In some embodiments, the sustained delivery device includes a polymer selected from the group consisting of PLA, PGA, PCL, and mixtures thereof.

In other embodiments, the αMSH is administered intrathecally.

In addition to stroke and Alzheimer's Disease, it is believed that the devices of the present invention would also be effective in treating other inflammatory mediated diseases of the central nervous system, including Infection (Viral, Bacterial, Protozoal, Prion, Fungal), AIDs-related Alzheimer's Disease, Multiple Sclerosis, Devic's disease and ADEM Sarcoidosis, acute brain injury, auto-immune diseases and vasculitides, and Paraneoplastic syndromes.

Modifications of the αMSH and its functional fragments that either enhance or do not greatly affect the ability to inhibit oxidation are also included within the term “αMSH”. “Such modifications include, for example, additions, deletions or replacements of one or more amino acids from the native amino acid sequence of αMSH with a structurally or chemically similar amino acid or amino acid analog. These modifications will either enhance or not significantly alter the structure, conformation or functional activity of the αMSH or a functional fragment thereof. Modifications that do not greatly affect the activity of the αMSH or its functional fragments can also include the addition or removal of sugar, phosphate or lipid groups as well as other chemical derivations known in the art. Additionally, αMSH or its functional fragments can be modified by the addition of epitope tags or other sequences that aid in its purification and which do not greatly affect its activity.

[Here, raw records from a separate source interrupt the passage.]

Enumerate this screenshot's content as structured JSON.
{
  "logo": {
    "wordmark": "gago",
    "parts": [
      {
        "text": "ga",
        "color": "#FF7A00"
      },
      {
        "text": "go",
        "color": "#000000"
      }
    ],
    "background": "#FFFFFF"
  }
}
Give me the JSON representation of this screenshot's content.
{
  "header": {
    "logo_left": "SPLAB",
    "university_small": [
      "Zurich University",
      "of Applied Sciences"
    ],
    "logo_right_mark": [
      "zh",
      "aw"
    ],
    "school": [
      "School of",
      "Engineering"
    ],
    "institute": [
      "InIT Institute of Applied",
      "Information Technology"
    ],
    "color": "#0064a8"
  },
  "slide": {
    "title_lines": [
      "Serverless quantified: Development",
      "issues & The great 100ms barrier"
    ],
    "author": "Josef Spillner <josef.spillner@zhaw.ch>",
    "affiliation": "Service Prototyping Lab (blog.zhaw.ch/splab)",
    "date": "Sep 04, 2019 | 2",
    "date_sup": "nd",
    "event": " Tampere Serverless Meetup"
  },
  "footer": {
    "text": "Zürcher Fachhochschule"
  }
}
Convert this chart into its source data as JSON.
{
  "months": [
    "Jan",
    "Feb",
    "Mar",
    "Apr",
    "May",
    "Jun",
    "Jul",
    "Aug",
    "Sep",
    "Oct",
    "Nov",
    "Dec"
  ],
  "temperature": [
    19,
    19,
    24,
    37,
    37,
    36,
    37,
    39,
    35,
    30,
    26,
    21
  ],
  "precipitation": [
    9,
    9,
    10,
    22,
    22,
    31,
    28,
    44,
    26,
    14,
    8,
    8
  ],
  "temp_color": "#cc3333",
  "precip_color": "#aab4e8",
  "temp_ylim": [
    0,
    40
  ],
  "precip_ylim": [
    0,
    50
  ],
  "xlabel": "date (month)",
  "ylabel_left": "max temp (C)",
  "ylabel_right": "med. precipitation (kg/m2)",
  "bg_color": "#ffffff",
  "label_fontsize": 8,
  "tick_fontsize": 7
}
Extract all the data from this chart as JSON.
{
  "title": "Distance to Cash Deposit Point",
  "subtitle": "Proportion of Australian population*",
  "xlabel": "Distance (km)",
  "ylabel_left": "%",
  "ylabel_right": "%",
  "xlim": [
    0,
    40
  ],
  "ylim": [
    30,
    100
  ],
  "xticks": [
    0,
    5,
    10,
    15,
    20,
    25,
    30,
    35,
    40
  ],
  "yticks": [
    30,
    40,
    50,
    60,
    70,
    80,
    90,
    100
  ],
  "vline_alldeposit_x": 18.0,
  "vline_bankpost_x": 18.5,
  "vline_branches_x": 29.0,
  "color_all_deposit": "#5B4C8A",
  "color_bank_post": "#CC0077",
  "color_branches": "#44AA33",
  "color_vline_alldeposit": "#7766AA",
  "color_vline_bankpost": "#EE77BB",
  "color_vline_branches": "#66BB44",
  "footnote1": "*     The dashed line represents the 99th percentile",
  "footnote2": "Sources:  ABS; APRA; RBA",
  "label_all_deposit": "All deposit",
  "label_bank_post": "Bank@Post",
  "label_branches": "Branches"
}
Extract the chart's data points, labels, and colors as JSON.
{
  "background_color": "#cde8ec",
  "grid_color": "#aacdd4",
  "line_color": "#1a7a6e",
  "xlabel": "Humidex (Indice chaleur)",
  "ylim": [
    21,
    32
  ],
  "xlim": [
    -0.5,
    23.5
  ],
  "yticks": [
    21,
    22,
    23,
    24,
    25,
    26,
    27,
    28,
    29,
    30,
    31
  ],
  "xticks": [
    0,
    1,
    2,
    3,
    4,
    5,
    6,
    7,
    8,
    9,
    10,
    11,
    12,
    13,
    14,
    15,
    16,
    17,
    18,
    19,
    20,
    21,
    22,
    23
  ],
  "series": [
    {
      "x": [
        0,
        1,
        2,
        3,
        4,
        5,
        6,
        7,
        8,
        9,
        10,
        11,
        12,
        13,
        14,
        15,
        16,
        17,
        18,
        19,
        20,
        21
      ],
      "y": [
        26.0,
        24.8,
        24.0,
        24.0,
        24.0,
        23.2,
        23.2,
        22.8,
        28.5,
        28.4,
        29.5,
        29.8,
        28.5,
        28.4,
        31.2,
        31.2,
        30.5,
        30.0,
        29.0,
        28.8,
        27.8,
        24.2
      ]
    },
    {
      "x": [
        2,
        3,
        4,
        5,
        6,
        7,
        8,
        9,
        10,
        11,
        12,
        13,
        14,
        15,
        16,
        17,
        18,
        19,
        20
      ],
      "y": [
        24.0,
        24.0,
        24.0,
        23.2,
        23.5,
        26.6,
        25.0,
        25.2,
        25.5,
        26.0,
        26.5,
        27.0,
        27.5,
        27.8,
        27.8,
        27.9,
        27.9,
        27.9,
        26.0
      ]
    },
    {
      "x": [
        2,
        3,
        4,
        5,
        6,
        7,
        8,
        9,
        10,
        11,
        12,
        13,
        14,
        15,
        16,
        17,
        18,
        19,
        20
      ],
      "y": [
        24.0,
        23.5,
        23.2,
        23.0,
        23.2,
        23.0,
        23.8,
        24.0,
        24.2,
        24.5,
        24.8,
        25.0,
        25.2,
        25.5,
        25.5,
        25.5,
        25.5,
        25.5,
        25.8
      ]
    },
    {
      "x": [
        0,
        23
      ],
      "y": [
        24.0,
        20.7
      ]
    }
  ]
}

As used herein, the term “functional fragment,” in connection with αMSH, is intended to mean a portion of the αMSH that maintains the ability of the αMSH to inhibit inflammation. A functional fragment can be, for example, from about 6 to about 300 amino acids in length, for example, from about 7 to about 150 amino acids in length, more preferably from about 8 to about 50 amino acids in length. If desired, a functional fragment can include regions of the αMSH with activities that beneficially cooperate with the ability to inhibit inflammation.